I am considering the following variant of the cops and robber problem, apologies if this is well-known and references are welcomed.
The set up.
Let $G=(V,E)$ be a simple finite undirected graph.
A robber function on $G$ is some $R:\mathbb Z_{\ge 0}\to V$ such that $R(t)$ and $R(t+1)$ are adjacent vertices in $G$, in particular $R(t)\neq R(t+1)$ for all $t$ (there are no loops in $G$, and the robber is always "on the move").
A cop strategy on $G$ is any function $C:\mathbb Z_{\ge 0}\to V$, with no restriction whatsoever.
We say the cop strategy $C$ captures robber $R$ if there exists some $t\in \mathbb Z_{\ge 0}$ such that $C(t)=R(t)$. Denote $T(C,R)$ to be smallest such $t$ if exist, otherwise set it to $\infty$. If $T(C,R) = \infty$, then we say $R$ avoids or evades capture by $C$.
Finally, we say the graph $G$ has a sure-capture strategy if there exists a cop strategy $C$ such that for all robber function $R$, we have $T(C,R)$ finite.
Examples.
If $G$ is a path graph, then $G$ has a sure-capture strategy.
If $G$ is a claw with three branches, each branch with two edges, then $G$ has a sure-capture strategy.

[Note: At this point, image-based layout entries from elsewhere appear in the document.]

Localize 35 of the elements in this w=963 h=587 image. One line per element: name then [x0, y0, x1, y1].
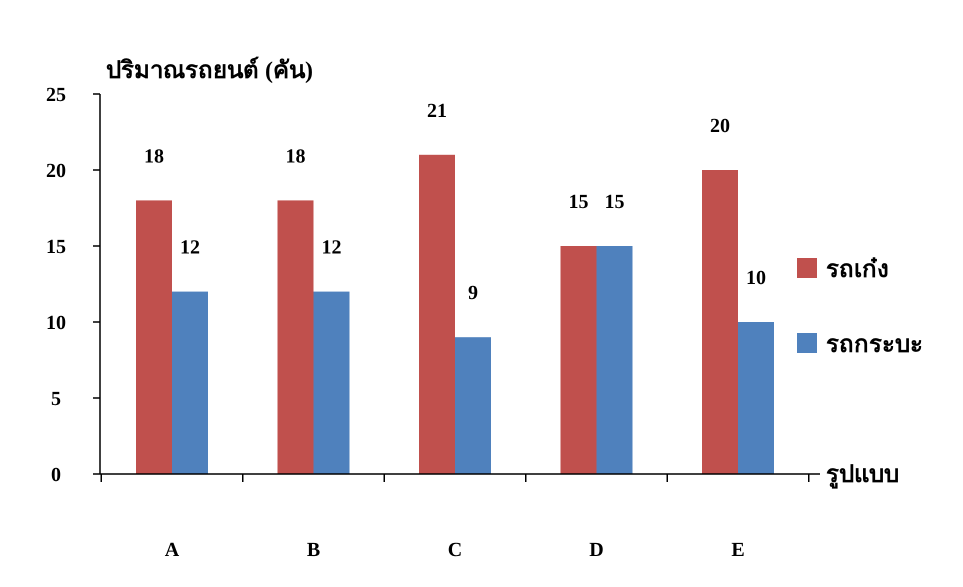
data-label: 20 — [710, 115, 730, 137]
bar — [455, 337, 491, 474]
bar — [172, 292, 208, 474]
x-tick-label: D — [589, 539, 604, 561]
bar — [278, 200, 314, 474]
legend-label: รถเก๋ง — [826, 257, 889, 283]
bar — [136, 200, 172, 474]
data-label: 21 — [427, 100, 447, 122]
y-tick-label: 25 — [46, 84, 66, 106]
bar — [596, 246, 632, 474]
y-tick-label: 15 — [46, 236, 66, 258]
data-label: 9 — [468, 282, 478, 304]
data-label: 15 — [568, 191, 588, 213]
bar — [702, 170, 738, 474]
data-label: 12 — [180, 236, 200, 259]
data-label: 18 — [286, 145, 306, 168]
bar — [314, 292, 350, 474]
data-label: 15 — [604, 191, 624, 213]
y-tick-label: 5 — [51, 388, 61, 410]
data-label: 12 — [322, 236, 342, 259]
x-tick-label: B — [306, 539, 320, 561]
bar — [560, 246, 596, 474]
legend-label: รถกระบะ — [826, 332, 923, 358]
data-label: 18 — [144, 145, 164, 168]
y-tick-label: 10 — [46, 312, 66, 334]
bar — [738, 322, 774, 474]
y-tick-label: 20 — [46, 160, 66, 182]
x-tick-label: A — [164, 539, 180, 561]
bar — [419, 154, 455, 474]
x-tick-label: E — [731, 539, 745, 561]
y-tick-label: 0 — [51, 464, 61, 486]
data-label: 10 — [746, 267, 766, 289]
y-axis-title: ปริมาณรถยนต์ (คัน) — [106, 56, 313, 84]
x-tick-label: C — [448, 539, 462, 561]
x-axis-title: รูปแบบ — [826, 462, 899, 489]
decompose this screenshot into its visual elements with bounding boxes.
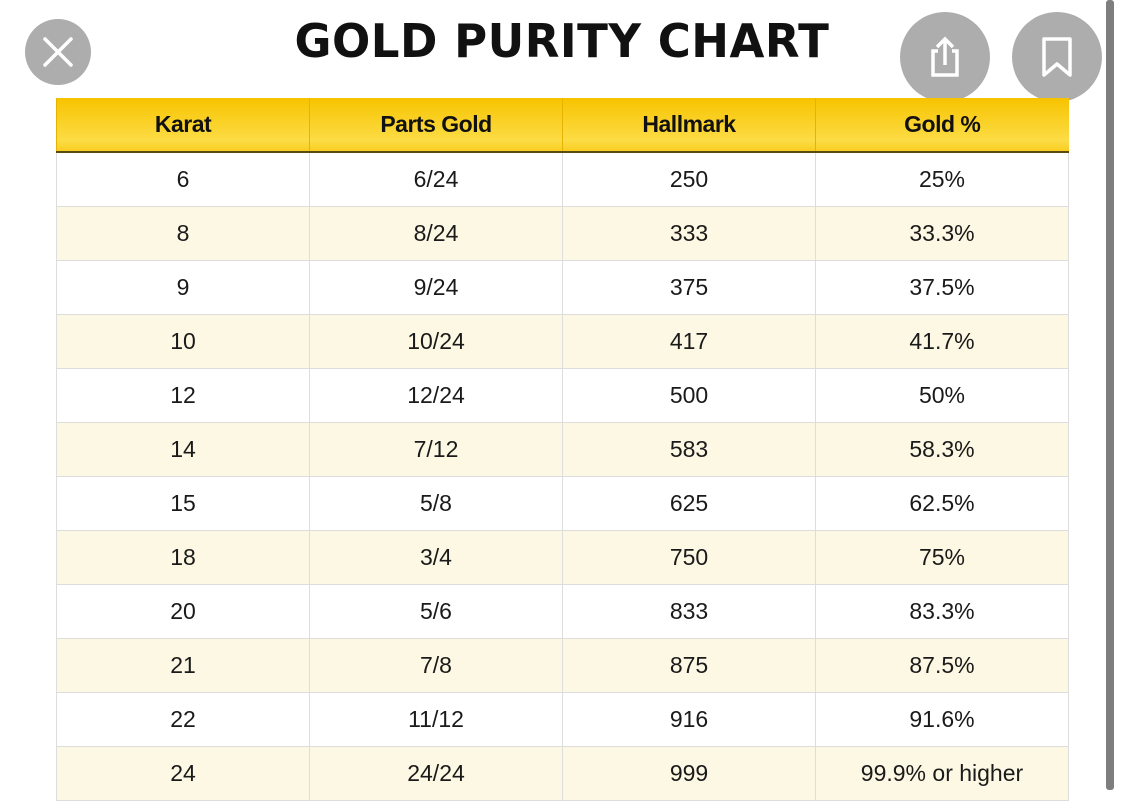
table-cell: 41.7%	[815, 314, 1069, 369]
table-cell: 6/24	[309, 151, 563, 207]
table-row: 14 7/12 583 58.3%	[56, 422, 1069, 477]
table-cell: 50%	[815, 368, 1069, 423]
table-row: 20 5/6 833 83.3%	[56, 584, 1069, 639]
table-cell: 875	[562, 638, 816, 693]
table-cell: 500	[562, 368, 816, 423]
table-cell: 999	[562, 746, 816, 801]
close-button[interactable]	[25, 19, 91, 85]
column-header: Parts Gold	[309, 98, 563, 153]
table-cell: 12/24	[309, 368, 563, 423]
table-cell: 62.5%	[815, 476, 1069, 531]
table-cell: 5/8	[309, 476, 563, 531]
table-cell: 12	[56, 368, 310, 423]
table-cell: 10/24	[309, 314, 563, 369]
table-row: 18 3/4 750 75%	[56, 530, 1069, 585]
table-cell: 7/12	[309, 422, 563, 477]
table-cell: 750	[562, 530, 816, 585]
table-cell: 8	[56, 206, 310, 261]
table-cell: 250	[562, 151, 816, 207]
page-title: GOLD PURITY CHART	[294, 14, 830, 68]
table-cell: 83.3%	[815, 584, 1069, 639]
table-row: 15 5/8 625 62.5%	[56, 476, 1069, 531]
table-row: 24 24/24 999 99.9% or higher	[56, 746, 1069, 801]
table-row: 6 6/24 250 25%	[56, 151, 1069, 207]
table-cell: 21	[56, 638, 310, 693]
share-button[interactable]	[900, 12, 990, 102]
table-cell: 5/6	[309, 584, 563, 639]
table-header-row: Karat Parts Gold Hallmark Gold %	[56, 98, 1069, 153]
table-cell: 625	[562, 476, 816, 531]
table-cell: 24	[56, 746, 310, 801]
table-cell: 15	[56, 476, 310, 531]
table-row: 10 10/24 417 41.7%	[56, 314, 1069, 369]
table-cell: 33.3%	[815, 206, 1069, 261]
table-row: 21 7/8 875 87.5%	[56, 638, 1069, 693]
table-cell: 417	[562, 314, 816, 369]
table-row: 22 11/12 916 91.6%	[56, 692, 1069, 747]
table-cell: 333	[562, 206, 816, 261]
table-cell: 22	[56, 692, 310, 747]
table-cell: 75%	[815, 530, 1069, 585]
table-cell: 18	[56, 530, 310, 585]
table-cell: 20	[56, 584, 310, 639]
table-row: 9 9/24 375 37.5%	[56, 260, 1069, 315]
bookmark-button[interactable]	[1012, 12, 1102, 102]
column-header: Karat	[56, 98, 310, 153]
table-cell: 9	[56, 260, 310, 315]
close-icon	[43, 37, 73, 67]
table-row: 8 8/24 333 33.3%	[56, 206, 1069, 261]
scrollbar[interactable]	[1106, 0, 1114, 790]
table-cell: 14	[56, 422, 310, 477]
column-header: Hallmark	[562, 98, 816, 153]
gold-purity-table: Karat Parts Gold Hallmark Gold % 6 6/24 250 25…	[56, 98, 1069, 801]
column-header: Gold %	[815, 98, 1069, 153]
share-icon	[931, 36, 959, 77]
table-cell: 37.5%	[815, 260, 1069, 315]
table-cell: 99.9% or higher	[815, 746, 1069, 801]
table-cell: 58.3%	[815, 422, 1069, 477]
table-cell: 24/24	[309, 746, 563, 801]
table-cell: 9/24	[309, 260, 563, 315]
table-cell: 833	[562, 584, 816, 639]
table-cell: 87.5%	[815, 638, 1069, 693]
table-cell: 3/4	[309, 530, 563, 585]
table-cell: 91.6%	[815, 692, 1069, 747]
table-cell: 916	[562, 692, 816, 747]
table-cell: 11/12	[309, 692, 563, 747]
table-cell: 7/8	[309, 638, 563, 693]
bookmark-icon	[1042, 37, 1072, 77]
table-cell: 375	[562, 260, 816, 315]
table-cell: 8/24	[309, 206, 563, 261]
table-cell: 6	[56, 151, 310, 207]
table-cell: 10	[56, 314, 310, 369]
table-row: 12 12/24 500 50%	[56, 368, 1069, 423]
table-cell: 583	[562, 422, 816, 477]
table-cell: 25%	[815, 151, 1069, 207]
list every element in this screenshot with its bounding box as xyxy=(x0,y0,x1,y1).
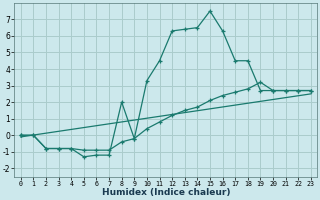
X-axis label: Humidex (Indice chaleur): Humidex (Indice chaleur) xyxy=(101,188,230,197)
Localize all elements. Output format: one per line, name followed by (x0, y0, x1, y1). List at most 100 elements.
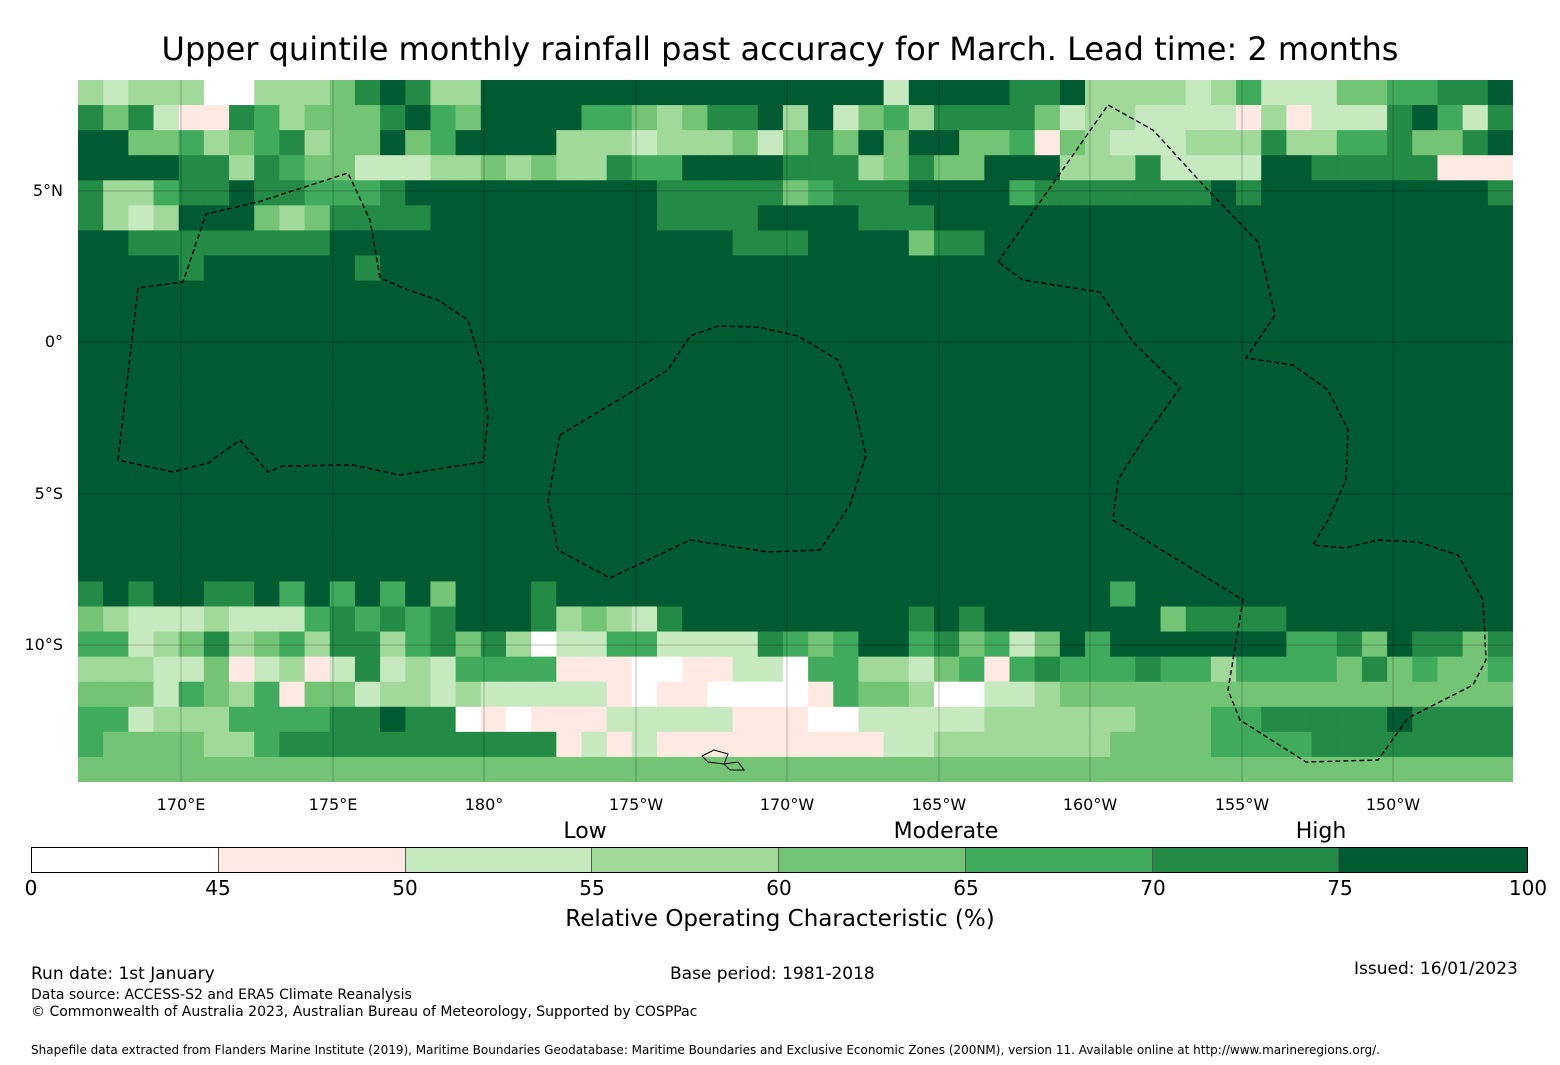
colorbar-segment-70-75 (1152, 848, 1340, 872)
grid-cell (480, 180, 507, 206)
grid-cell (657, 506, 683, 532)
grid-cell (657, 155, 683, 181)
grid-cell (808, 681, 834, 708)
grid-cell (78, 731, 104, 758)
grid-cell (153, 531, 180, 557)
grid-cell (833, 280, 860, 307)
grid-cell (279, 255, 306, 282)
grid-cell (254, 155, 281, 181)
grid-cell (1135, 581, 1162, 608)
grid-cell (1059, 581, 1086, 608)
grid-cell (480, 130, 507, 156)
grid-cell (380, 305, 406, 332)
grid-cell (229, 355, 255, 382)
grid-cell (858, 681, 885, 708)
grid-cell (1009, 631, 1036, 658)
grid-cell (858, 731, 885, 758)
grid-cell (707, 230, 734, 257)
grid-cell (1236, 280, 1262, 307)
grid-cell (329, 205, 356, 232)
grid-cell (178, 330, 205, 357)
grid-cell (78, 506, 104, 532)
grid-cell (606, 155, 633, 181)
grid-cell (329, 330, 356, 357)
grid-cell (279, 606, 306, 633)
grid-cell (984, 531, 1011, 557)
grid-cell (405, 280, 432, 307)
grid-cell (1009, 230, 1036, 257)
grid-cell (480, 80, 507, 106)
grid-cell (908, 155, 935, 181)
grid-cell (858, 80, 885, 106)
grid-cell (757, 155, 784, 181)
grid-cell (732, 155, 759, 181)
grid-cell (631, 731, 658, 758)
grid-cell (329, 255, 356, 282)
grid-cell (933, 105, 960, 131)
grid-cell (178, 681, 205, 708)
grid-cell (1110, 481, 1136, 507)
grid-cell (329, 130, 356, 156)
grid-cell (229, 105, 255, 131)
grid-cell (631, 305, 658, 332)
grid-cell (1185, 280, 1212, 307)
grid-cell (1311, 280, 1338, 307)
lon-label-170e: 170°E (156, 795, 206, 814)
grid-cell (1210, 180, 1237, 206)
grid-cell (254, 631, 281, 658)
grid-cell (1311, 756, 1338, 782)
grid-cell (1261, 105, 1288, 131)
grid-cell (354, 681, 381, 708)
grid-cell (128, 380, 155, 407)
grid-cell (581, 681, 608, 708)
grid-cell (380, 706, 406, 733)
grid-cell (556, 255, 583, 282)
grid-cell (1462, 205, 1489, 232)
grid-cell (380, 230, 406, 257)
grid-cell (657, 280, 683, 307)
grid-cell (405, 506, 432, 532)
grid-cell (229, 456, 255, 482)
grid-cell (1085, 305, 1111, 332)
grid-cell (808, 380, 834, 407)
grid-cell (1236, 305, 1262, 332)
grid-cell (329, 456, 356, 482)
grid-cell (581, 706, 608, 733)
grid-cell (833, 706, 860, 733)
grid-cell (1462, 481, 1489, 507)
grid-cell (354, 556, 381, 583)
grid-cell (78, 255, 104, 282)
grid-cell (1462, 681, 1489, 708)
grid-cell (631, 631, 658, 658)
grid-cell (556, 456, 583, 482)
grid-cell (908, 280, 935, 307)
grid-cell (203, 130, 230, 156)
grid-cell (1387, 405, 1413, 432)
grid-cell (254, 506, 281, 532)
grid-cell (782, 280, 809, 307)
grid-cell (203, 380, 230, 407)
grid-cell (556, 631, 583, 658)
grid-cell (782, 431, 809, 457)
grid-cell (556, 380, 583, 407)
grid-cell (984, 581, 1011, 608)
grid-cell (1437, 80, 1464, 106)
grid-cell (380, 481, 406, 507)
grid-cell (128, 631, 155, 658)
grid-cell (203, 80, 230, 106)
grid-cell (1059, 330, 1086, 357)
grid-cell (1336, 506, 1363, 532)
grid-cell (380, 606, 406, 633)
grid-cell (405, 330, 432, 357)
grid-cell (682, 230, 708, 257)
grid-cell (531, 305, 557, 332)
grid-cell (1135, 681, 1162, 708)
grid-cell (808, 355, 834, 382)
grid-cell (531, 606, 557, 633)
grid-cell (757, 531, 784, 557)
grid-cell (1236, 431, 1262, 457)
grid-cell (279, 556, 306, 583)
grid-cell (959, 405, 985, 432)
grid-cell (1185, 155, 1212, 181)
grid-cell (455, 130, 482, 156)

Both of above can be analyzed by looking at the parity of the possible starting positions of the robber, as these are bipartite graphs. In fact,
- If $G$ is a star-like graph with $n\ge 3$ branches, and each branch having two edges, then $G$ has a sure-capture strategy. (Here $G$ has $2n+1$ vertices.)
Sketch. Denote the center point of $G$ as $c$, and branch $i$ consists of vertices $a_i$ and $b_i$, where $a_i$ is connected to both $c$ and $b_i$. If $n$ is odd, consider the cop strategy $C$ given by $a_1,c,a_1,c,a_2,c,\ldots,a_n,a_1,c,a_1,c,a_2,c,\ldots,a_n$. The first half ensures robber is captured if robber starts at any $a_i$ position. Now if we haven't captured the robber in the first half, then the robber must started at a $b_i$ position, which after the first half now lands in an $a_i$ position, so we repeat the strategy again. We can adapt it similarly when $n$ is even.
Some questions.
What simple finite graph has a sure-capture strategy? [We can easily show that if $G$ has any cycle, then $G$ does not have any sure-capture strategy. Indeed, if to the contrary that cop strategy $C$ is a sure-capture strategy on $G$ with some cycle, we can use $C$ to produce a robber function $R$ that always avoid capture, as each vertex on said cycle has degree $\ge 2$.] So they must be forests.
Consider then $G$ to be connected. Then $G$ has a sure-capture strategy implies $G$ is a tree. Do all trees have a sure-capture strategy? I am not so sure here, for a claw with three branches, but each branch with 3 or more edges in it, is there a sure-capture strategy?
If $G$ has a sure-capture strategy $C$, then for all robber function $R$, $T(C,R)$ is finite. But is $T(C,R)$ bounded over all possible $R$?
I am aware of the pursuit-evasion variant where both cop and robber alternate turn, both with perfect information of where each other are, both may skip go, and both must move along the edge. In such case, we analyze positions called corners (a vertex $v$ whose closed neighborhood $N[v]$ are all covered by a single vertex), and look at removal/addition of these corners. Could this be adapted here as well?
The answer to $(2)$ is no. The claw with three branches, each with three edges, has no sure-capture strategy.
The robber should try to stay at the centre whenever possible. To deal with the initial situation, prepend a fictitious move at $t=-1$ in which the robber is at the centre (and the cop at an arbitrary other vertex).
The robber is restricted to alternating between the two partitions, so she can go to the centre at most every other round. If she can go to the centre on two consecutive opportunities, she's OK on the move in between, as there are three options and only one can be blocked. So assume that she's at the centre at $t$ and the cop will be at the centre at $t+2$, so she can't return there immediately. Find the next time $t+2k$ at which the cop isn't at the centre, or take $k=\infty$ if there's no such time.
The cop can block one branch by going to the vertex adjacent to the centre at $t+1$, and at most one other branch by going to the vertex adjacent to the centre at $t+2k-1$. That leaves at least one branch for the robber to take to move safely from and to the centre on those two moves. Since the cop is always at the centre on the “even” moves $t+2j$ with $0\lt j\lt k$, the robber can always be at the vertex at distance $2$ from the centre on these moves. If there are extra “odd” moves between these moves, she has two options at distance $1$ or $3$ from the centre, and only one of them can be blocked on each move. Thus she can return safely to the centre.